How to know direction of cross product between two vectors?

Question

I'm working on an IK system, and I'm getting some weird behaviors in cases where an axis of rotation (determined from a cross product) flips. In these cases, I would like to detect

So the question is, given two vectors, A and B, which are both orthogonal to an axis N, is it possible to know for which values cross(A, B) is in the same direction as N, and for which values it is in the opposite direction?

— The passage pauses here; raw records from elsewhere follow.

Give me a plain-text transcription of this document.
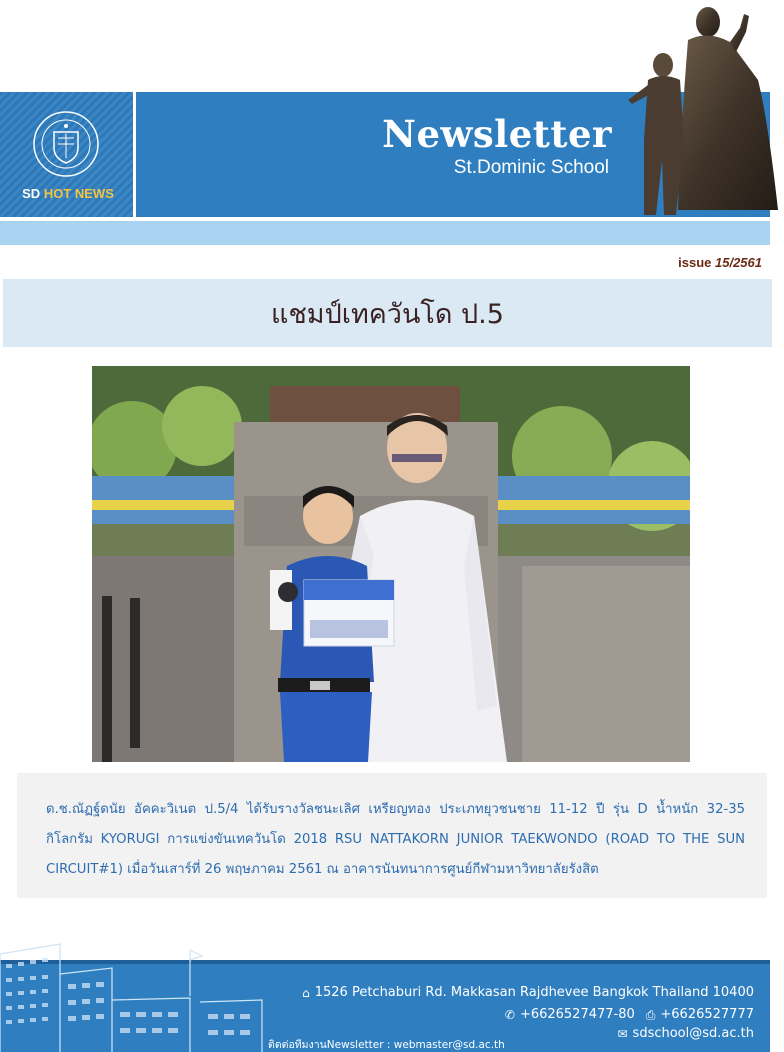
SD HOT NEWS
Newsletter
St.Dominic School
issue 15/2561
แชมป์เทควันโด ป.5

ด.ช.ณัฏฐ์ดนัย อัคคะวิเนต ป.5/4 ได้รับรางวัลชนะเลิศ เหรียญทอง ประเภทยุวชนชาย 11-12 ปี รุ่น D น้ำหนัก 32-35 กิโลกรัม KYORUGI การแข่งขันเทควันโด 2018 RSU NATTAKORN JUNIOR TAEKWONDO (ROAD TO THE SUN CIRCUIT#1) เมื่อวันเสาร์ที่ 26 พฤษภาคม 2561 ณ อาคารนันทนาการศูนย์กีฬามหาวิทยาลัยรังสิต

⌂ 1526 Petchaburi Rd. Makkasan Rajdhevee Bangkok Thailand 10400
✆ +6626527477-80 ⎙ +6626527777
✉ sdschool@sd.ac.th
ติดต่อทีมงานNewsletter : webmaster@sd.ac.th
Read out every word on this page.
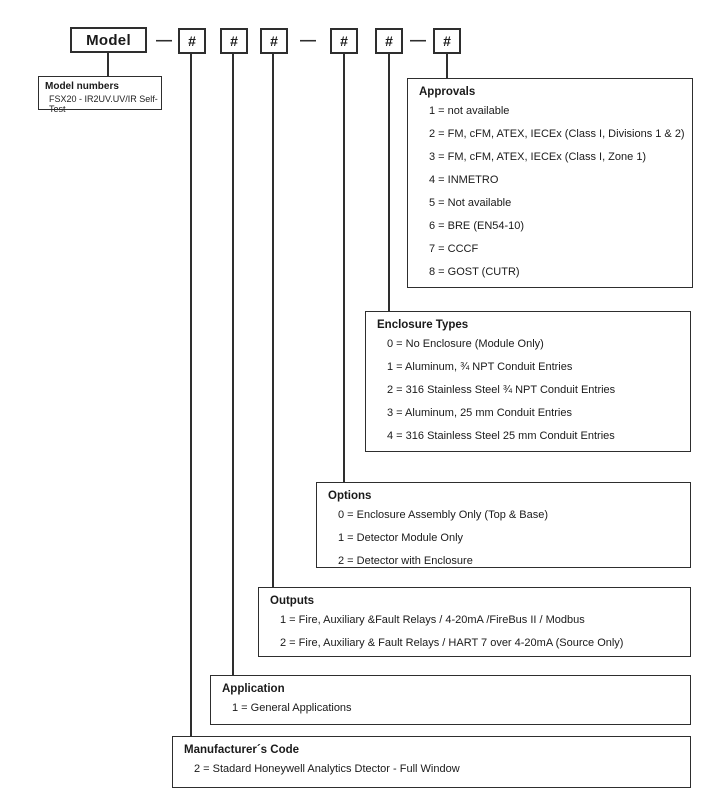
Model	—	#	#	#	—	#	#	—	#
Model numbers
FSX20 - IR2UV.UV/IR Self-Test
Approvals
1 = not available
2 = FM, cFM, ATEX, IECEx (Class I, Divisions 1 & 2)
3 = FM, cFM, ATEX, IECEx (Class I, Zone 1)
4 = INMETRO
5 = Not available
6 = BRE (EN54-10)
7 = CCCF
8 = GOST (CUTR)
Enclosure Types
0 = No Enclosure (Module Only)
1 = Aluminum, ¾ NPT Conduit Entries
2 = 316 Stainless Steel ¾ NPT Conduit Entries
3 = Aluminum, 25 mm Conduit Entries
4 = 316 Stainless Steel 25 mm Conduit Entries
Options
0 = Enclosure Assembly Only (Top & Base)
1 = Detector Module Only
2 = Detector with Enclosure
Outputs
1 = Fire, Auxiliary &Fault Relays / 4-20mA /FireBus II / Modbus
2 = Fire, Auxiliary & Fault Relays / HART 7 over 4-20mA (Source Only)
Application
1 = General Applications
Manufacturer´s Code
2 = Stadard Honeywell Analytics Dtector - Full Window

In other words, imagine A and B are vectors in a plane. A is fixed, and B is rotating freely in the plane. Is it possible, only knowing the values of A and B, to know whether cross(A, B) is pointing "into" or "out of" the plane?

Answer 1

Presumably, you have a vector $N$ to represent the direction of your axis. If that's the case, then look at the sign of the dot-product $$ \langle A \times B,N \rangle = \operatorname{dot}(\operatorname{cross}(A,B),N) $$ We can also calculate this quantity as the determinant $$ \det \pmatrix{N_1 & N_2 & N_3\\A_1 & A_2 & A_3\\B_1 & B_2 & B_3} $$ If the dot-product is positive, then the vectors are parallel. If the dot-product is negative, then the vectors point in the opposite direction. If the dot product is zero, then something is wrong: either $A$ is parallel/opposite to $B$, or $N$ is in the plane spanned by $A$ and $B$.